It seems from the comments that what you want is to take a vector, modify it destructively (in the sense that the original state cannot be reset) and then use the result internally. And you want this to work efficiently for both lvalues and rvalues.
The next question is whether in the case of the lvalue, the code that holds the original container needs it after the function call has completed, and if it needs the original state of the vector or not. Depending on the answers to that you have different solutions:
The caller holding an lvalue does not use it anymore after the call
(or alternatively, the caller holding the lvalue needs the original state)
This is the simplest case. Then your function should take the container by value. If the caller has an lvalue, it can std::move
to avoid the copy (it does not care about the object anymore) or copy which might be more expensive but leaves the original container untouched.
If the function is called with an rvalue then the copy will be either elided or transformed into a cheap implicit move.

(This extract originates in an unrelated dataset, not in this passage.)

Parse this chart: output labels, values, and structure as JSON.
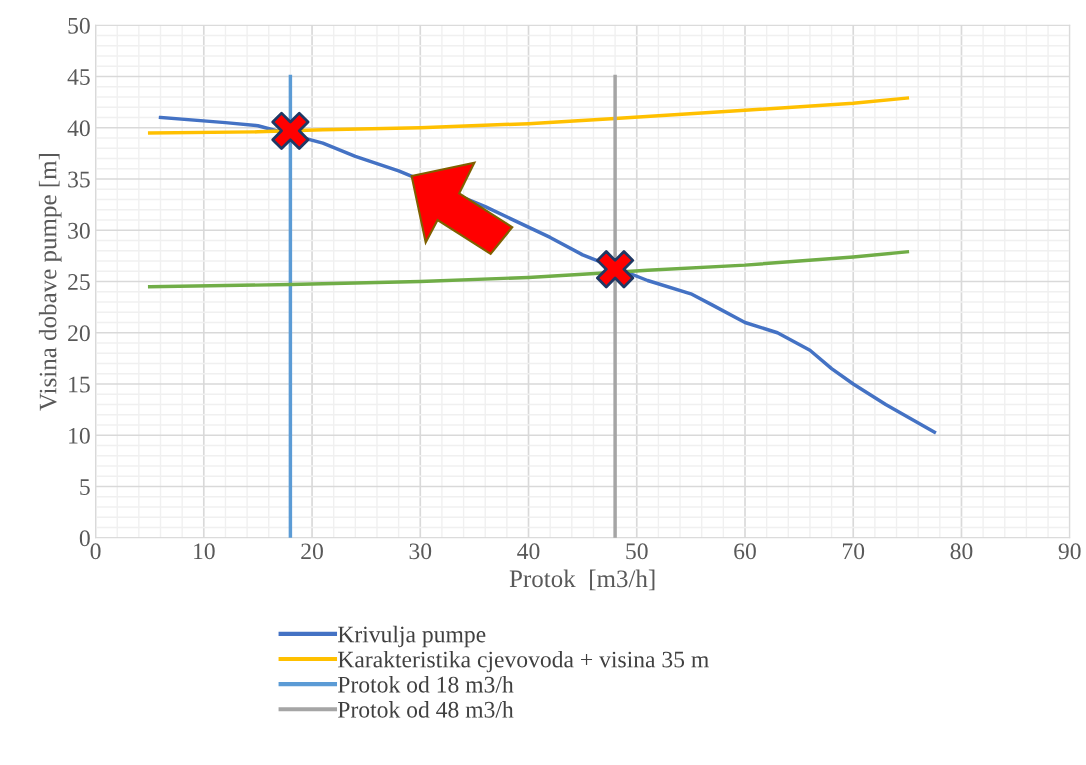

The caller holding the lvalue does not need the original state, but it needs the container
This case is the hard one, and you will need to provide two overloads for the same function (or lambda), one taking an lvalue to be used by this caller and a different taking an rvalue-reference for the case where the caller hands a temporary. In both cases the binding will be cheap. While this requires more code, you can implement one overload in terms of the other:
rtype f(std::vector<Data> & ); // for lvalues
rtype f(std::vector<Data> && v) // for rvalues
{ return f(v); } // v is an lvalue here
The fact that you are doing lambdas might make this slightly more complicated, but hopefully not too much.